Gas flowline volume calculation

[jwag]

I can't find a gas flowline volume calculation anywhere. Does anyone have a quick and dirty method. I have flow rate 10mmcfd, pressure 1000 psi, standard temp, pipe ID 4", and length (9088 ft).
I want to know how much gas is in this flowline while flowing. How much when I shut it in (on both ends)?

I will use this volume to estimate how much petroleum condensate will drop out upon shut-in of the system.
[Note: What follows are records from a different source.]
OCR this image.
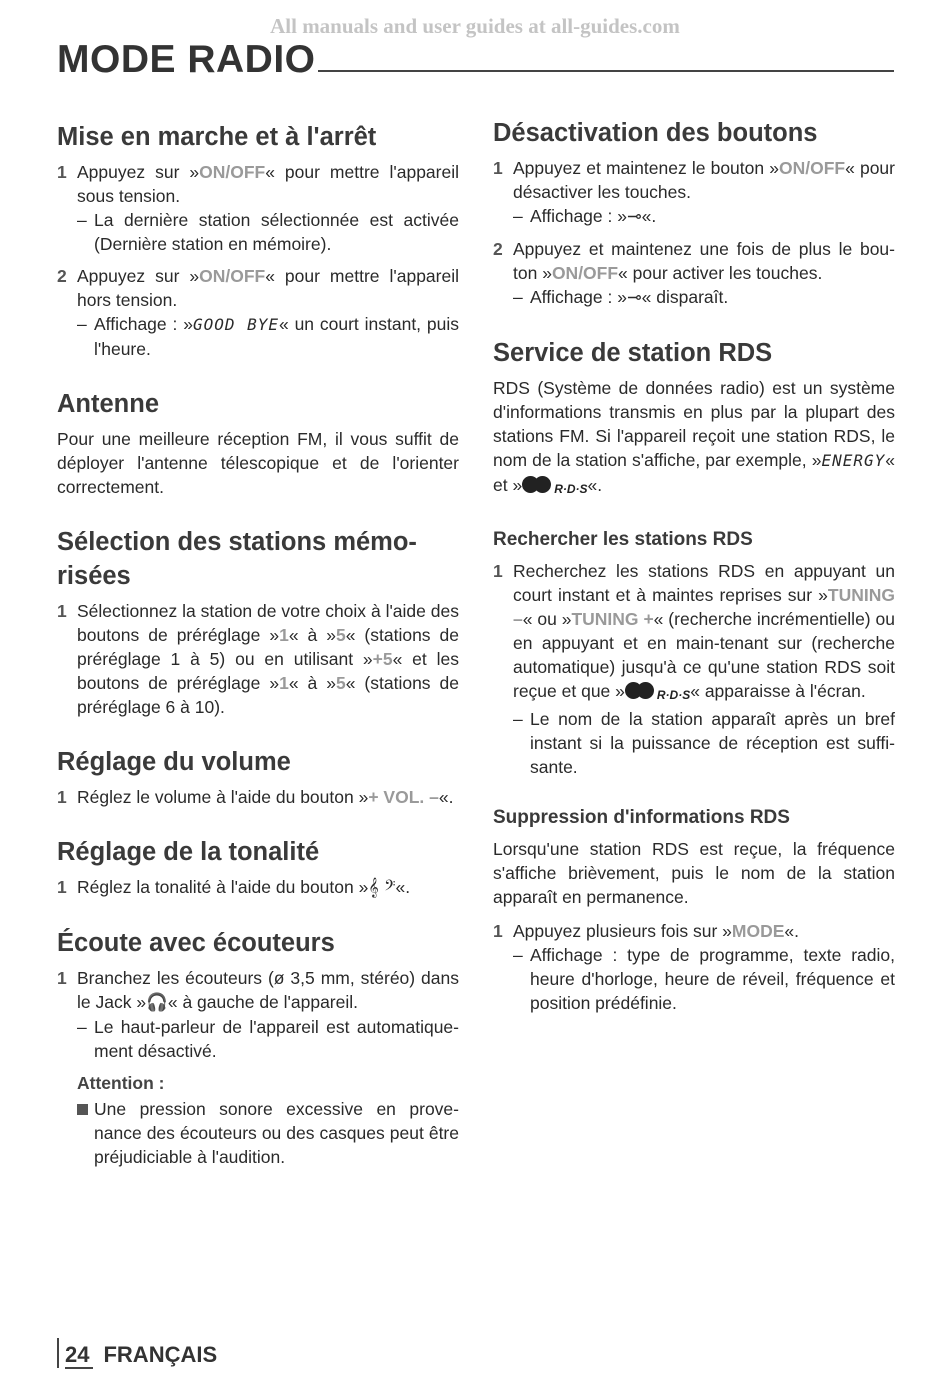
All manuals and user guides at all-guides.com
MODE RADIO
Mise en marche et à l'arrêt
1 Appuyez sur »ON/OFF« pour mettre l'appareil sous tension.
– La dernière station sélectionnée est activée (Dernière station en mémoire).
2 Appuyez sur »ON/OFF« pour mettre l'appareil hors tension.
– Affichage : »GOOD BYE« un court instant, puis l'heure.
Antenne

Pour une meilleure réception FM, il vous suffit de déployer l'antenne télescopique et de l'orienter correctement.

Sélection des stations mémo-risées
1 Sélectionnez la station de votre choix à l'aide des boutons de préréglage »1« à »5« (stations de préréglage 1 à 5) ou en utilisant »+5« et les boutons de préréglage »1« à »5« (stations de préréglage 6 à 10).
Réglage du volume
1 Réglez le volume à l'aide du bouton »+ VOL. –«.
Réglage de la tonalité
1 Réglez la tonalité à l'aide du bouton »𝄞 𝄢«.
Écoute avec écouteurs
1 Branchez les écouteurs (ø 3,5 mm, stéréo) dans le Jack »🎧« à gauche de l'appareil.
– Le haut-parleur de l'appareil est automatique-ment désactivé.
Attention :
Une pression sonore excessive en prove-nance des écouteurs ou des casques peut être préjudiciable à l'audition.
Désactivation des boutons
1 Appuyez et maintenez le bouton »ON/OFF« pour désactiver les touches.
– Affichage : »⊸«.
2 Appuyez et maintenez une fois de plus le bou-ton »ON/OFF« pour activer les touches.
– Affichage : »⊸« disparaît.
Service de station RDS

RDS (Système de données radio) est un système d'informations transmis en plus par la plupart des stations FM. Si l'appareil reçoit une station RDS, le nom de la station s'affiche, par exemple, »ENERGY« et »	R·D·S«.

Rechercher les stations RDS
1 Recherchez les stations RDS en appuyant un court instant et à maintes reprises sur »TUNING –« ou »TUNING +« (recherche incrémentielle) ou en appuyant et en main-tenant sur (recherche automatique) jusqu'à ce qu'une station RDS soit reçue et que »	R·D·S« apparaisse à l'écran.
– Le nom de la station apparaît après un bref instant si la puissance de réception est suffi-sante.
Suppression d'informations RDS

Lorsqu'une station RDS est reçue, la fréquence s'affiche brièvement, puis le nom de la station apparaît en permanence.

1 Appuyez plusieurs fois sur »MODE«.
– Affichage : type de programme, texte radio, heure d'horloge, heure de réveil, fréquence et position prédéfinie.
24 FRANÇAIS
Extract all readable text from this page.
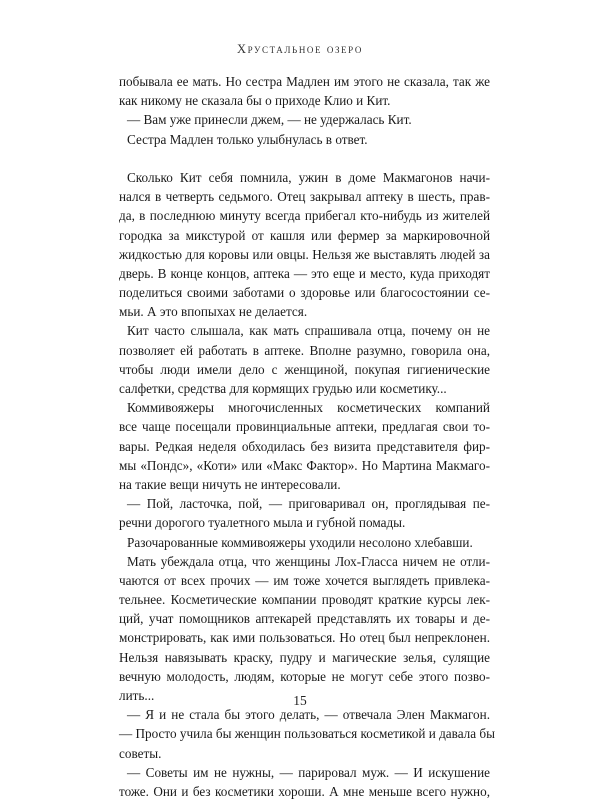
Хрустальное озеро
побывала ее мать. Но сестра Мадлен им этого не сказала, так же
как никому не сказала бы о приходе Клио и Кит.
— Вам уже принесли джем, — не удержалась Кит.
Сестра Мадлен только улыбнулась в ответ.
Сколько Кит себя помнила, ужин в доме Макмагонов начи-
нался в четверть седьмого. Отец закрывал аптеку в шесть, прав-
да, в последнюю минуту всегда прибегал кто-нибудь из жителей
городка за микстурой от кашля или фермер за маркировочной
жидкостью для коровы или овцы. Нельзя же выставлять людей за
дверь. В конце концов, аптека — это еще и место, куда приходят
поделиться своими заботами о здоровье или благосостоянии се-
мьи. А это впопыхах не делается.
Кит часто слышала, как мать спрашивала отца, почему он не
позволяет ей работать в аптеке. Вполне разумно, говорила она,
чтобы люди имели дело с женщиной, покупая гигиенические
салфетки, средства для кормящих грудью или косметику...
Коммивояжеры многочисленных косметических компаний
все чаще посещали провинциальные аптеки, предлагая свои то-
вары. Редкая неделя обходилась без визита представителя фир-
мы «Пондс», «Коти» или «Макс Фактор». Но Мартина Макмаго-
на такие вещи ничуть не интересовали.
— Пой, ласточка, пой, — приговаривал он, проглядывая пе-
речни дорогого туалетного мыла и губной помады.
Разочарованные коммивояжеры уходили несолоно хлебавши.
Мать убеждала отца, что женщины Лох-Гласса ничем не отли-
чаются от всех прочих — им тоже хочется выглядеть привлека-
тельнее. Косметические компании проводят краткие курсы лек-
ций, учат помощников аптекарей представлять их товары и де-
монстрировать, как ими пользоваться. Но отец был непреклонен.
Нельзя навязывать краску, пудру и магические зелья, сулящие
вечную молодость, людям, которые не могут себе этого позво-
лить...
— Я и не стала бы этого делать, — отвечала Элен Макмагон.
— Просто учила бы женщин пользоваться косметикой и давала бы
советы.
— Советы им не нужны, — парировал муж. — И искушение
тоже. Они и без косметики хороши. А мне меньше всего нужно,
15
The well currently produces 80 bpd of condensate(60 api) when flowing at a 10MMCF/D rate.

Anyone?

 

[mbeychok]

.
Jwag:

You haven't explained your question very well. So I will assume that the given data are:

(1) The pipe has an inside diameter (D) of 4 inches
(2) The gas pressure (P) within the pipe is 1000 psia (you didn't say whether it was psia or psig)
(3) The gas temperature (T) within the pipe is 60 [°]F (you said it was at standard temperature but you failed to define your standard)
(4) The closed-in length of the gas pipe will be 9088 ft

Using the above information, and assuming that the volume of entrained liquid condensate is negligible relative to the volume of gas, the gas volume enclosed in the pipe will be:

(Pi)(D²/4)(pipe length in ft)/(144 in²/ft²)
= (3.1416)(4²/4)(9088)/(144) = 793.1 ft³ at 60 [°]F and 1000 psia

At atmospheric pressure (14.696 psia) and 60 [°]F, that is equivalent to:

(793.1)(1000/14.696) = 53,967 ft³

At atmospheric pressure and 60 [°]F, 1 lb-mol of any gas equals 379.48 ft³ of that gas. Thus, the lb-mols of gas enclosed in the pipe will be:

53,967/379.48 = 142.2 lb-mols

You haven't given us the gas molecular weight, but assuming that it is natural gas with a molecular weight of 18, the pounds (lbs) of gas enclosed in the pipe will be:

(142.2 lb-mols)(18 lbs/lb-mol) = 2559.6 lbs

I will leave it to you to estimate how much of the associated condensate drops out in the enclosed pipe.



Milton Beychok
(Contact me at www.air-dispersion.com)

 

[jwag]

mbeychok,

Thanks, this has gotten me started. Your assumptions about standard temp is correct.

One question: What constant or what value did you use to take into effect the gas being under 1000 psia of pressure to get your volume of 793 cu ft (at 60 deg F and 1000 psia)?
You used the formula: (Pi)(D2/4)(pipe length in ft)/(144 in2/ft2)

Thanks,

Jwag

 

[quark]

No constant is required to calculate the volume of gas at 1000psi. It is just the pipe volume (in layman's terms it is pipe water volume). When you convert it to atmospheric pressure then, formula given by mbeychok is P1V1 = P2V2. If initial pressure is 1000 psig then you should get 793.1 x (1000+14.696)/14.696

 

[mbeychok]

Jwag:

As Quark has said, there is no constant involved in calculating the internal volume of a pipe. The equation I used is simply the (internal cross-sectional area of the pipe) multiplied by (the length of the pipe).

(Pi)(D²/4) is the internal cross-section of the pipe in square inches (where D is in inches). That is divided by 144 to convert it to square feet, which is then multiplied by the pipe length in feet to obtain the cubic feet of volume.

As for the 1000 psia, you said that was the gas pressure within the pipe and I assumed that would be the gas pressure in the closed-in section of pipe.



Milton Beychok
(Contact me at www.air-dispersion.com)

 

[sailoday28]

With a flowing gas, there is a pressure drop. If the process is isothermal (or adiabatic), then the density can be determined as a function of distance from the first block valve. The mass of gas in the pipe is then determined from the integral of rho*A*dx, where rho is the denity, A, the pipe flow area and dx, the incremental distance. The limits of the integral are 0 to 9088 ft.
Note this is the mass while flow occurs.
How fast/slow and order of closure of the blocking valves will affect the final pressure and mass within the blocked area. For example closure of the downstream valve in long piping with low friction losses will give a hammer pressure at that valve similar to instant valve closure.